You go back to your team and someone makes a snipey comment. Your first urge is to push their wheely chair to the lift shaft and dangle them over the abyss by their tie screaming: “Take it back you ******* ****!” But instead you say nothing because that is the done thing. On your drive home someone cuts you up. Every strained nerve in your body wants to follow them home and kill all their pets but you don’t. Instead you let out a muffled expletive and head home to your dinghy flat where Corrie is waiting for you, and a microwave supper, and a cold can of lager.
Come Friday night you have all this pent up anger and frustration raging inside you, filling you up until you are bulging at the seams. And people wonder why you get off your head? The more cogent question might be, why haven’t you become a mass murderer? Or a football hooligan? Of course, some people do.

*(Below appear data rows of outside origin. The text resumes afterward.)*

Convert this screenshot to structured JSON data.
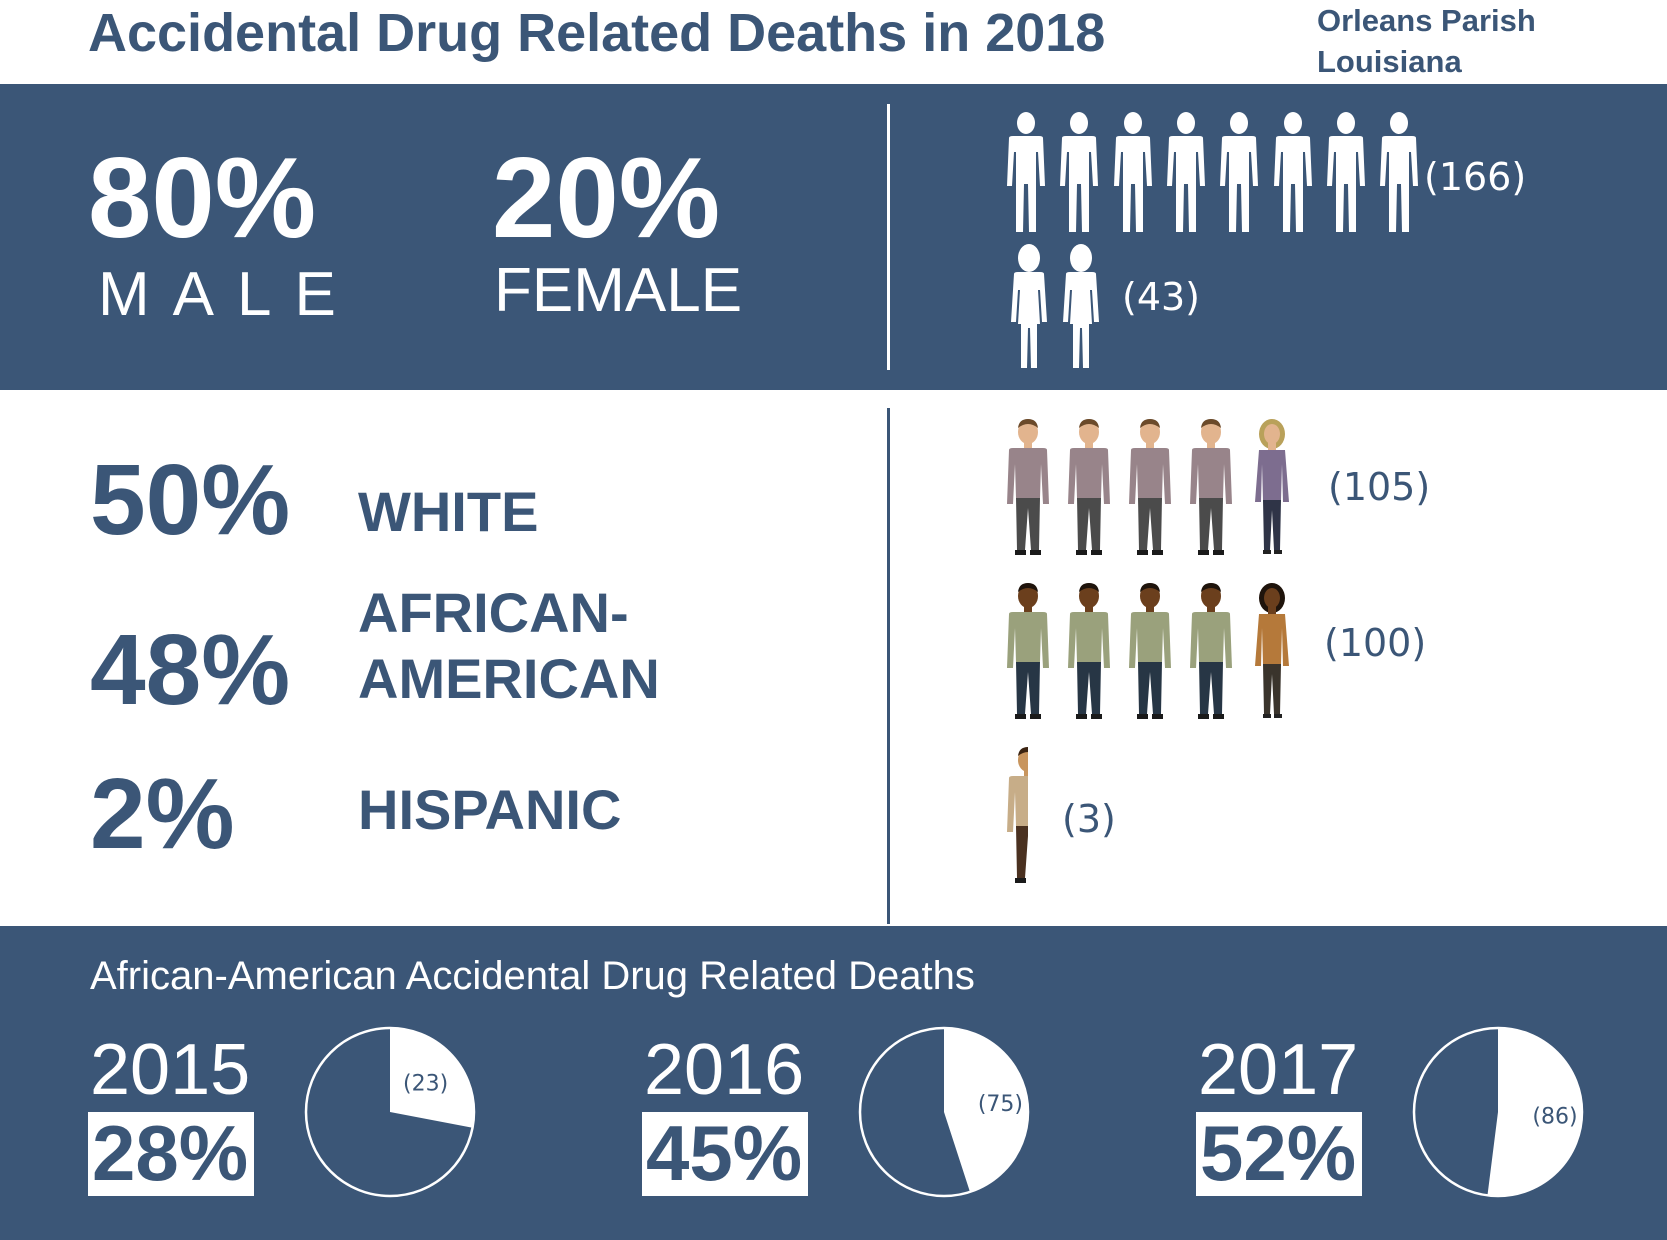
{
  "header": {
    "title": "Accidental Drug Related Deaths in 2018",
    "location_line1": "Orleans Parish",
    "location_line2": "Louisiana"
  },
  "sex": {
    "male_pct": "80%",
    "male_label": "MALE",
    "female_pct": "20%",
    "female_label": "FEMALE",
    "male_count": "(166)",
    "female_count": "(43)"
  },
  "race": {
    "white_pct": "50%",
    "white_label": "WHITE",
    "white_count": "(105)",
    "aa_pct": "48%",
    "aa_label_line1": "AFRICAN-",
    "aa_label_line2": "AMERICAN",
    "aa_count": "(100)",
    "hispanic_pct": "2%",
    "hispanic_label": "HISPANIC",
    "hispanic_count": "(3)"
  },
  "trend": {
    "heading": "African-American Accidental Drug Related Deaths"
  },
  "colors": {
    "navy": "#3b5677",
    "white": "#ffffff",
    "white_shirt": "#98848a",
    "white_pants": "#4b4b4b",
    "white_skin": "#e2b48e",
    "white_hair": "#6b4a2a",
    "aa_shirt": "#9aa17c",
    "aa_pants": "#273645",
    "aa_skin": "#6b3f1d",
    "hisp_shirt": "#c7ad88",
    "hisp_pants": "#4a3120"
  },
  "chart_data": [
    {
      "type": "pictogram",
      "title": "",
      "series": [
        {
          "name": "MALE",
          "icons": 8,
          "value": 166,
          "percent": 80
        },
        {
          "name": "FEMALE",
          "icons": 2,
          "value": 43,
          "percent": 20
        }
      ]
    },
    {
      "type": "pictogram",
      "title": "",
      "series": [
        {
          "name": "WHITE",
          "icons": 5,
          "value": 105,
          "percent": 50
        },
        {
          "name": "AFRICAN-AMERICAN",
          "icons": 5,
          "value": 100,
          "percent": 48
        },
        {
          "name": "HISPANIC",
          "icons": 0.5,
          "value": 3,
          "percent": 2
        }
      ]
    },
    {
      "type": "pie",
      "title": "African-American Accidental Drug Related Deaths",
      "pies": [
        {
          "year": "2015",
          "percent": 28,
          "percent_label": "28%",
          "count": 23,
          "count_label": "(23)"
        },
        {
          "year": "2016",
          "percent": 45,
          "percent_label": "45%",
          "count": 75,
          "count_label": "(75)"
        },
        {
          "year": "2017",
          "percent": 52,
          "percent_label": "52%",
          "count": 86,
          "count_label": "(86)"
        }
      ]
    }
  ]
}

The root of our binge drinking culture goes deep and like all roots it is inseparably connected with dozens of others. Those others are a society where work is a means to an end and not an end in itself; where money is raised above quality of life; where ‘grafting’ is good but relaxation is a guilt-edged pastime; where happiness is a possession and not a state of mind; where emotions are awkward and embarrassing and frankly a little bit scary; where it’s easier to slag someone off behind their back than tell them to their face; where it takes five pints to give someone a hug but just one dodgy look to call them a twat; where friends and families grow slowly apart as the years go by instead of discussing their differences; where grudges fester and misunderstandings go unknotted; where life is about looking where we are treading and not where we are going...
Will watching CCTV footage of our drunken antics snap us out of this cycle? I doubt it. Maybe for that we’d need CCTV footage of an entire working week. Maybe if we were forced by some health clinic in Wales to watch 120 hours’ footage of ourselves trudging through a typical Monday to Friday, maybe then we’d realise just how badly most of our time is spent.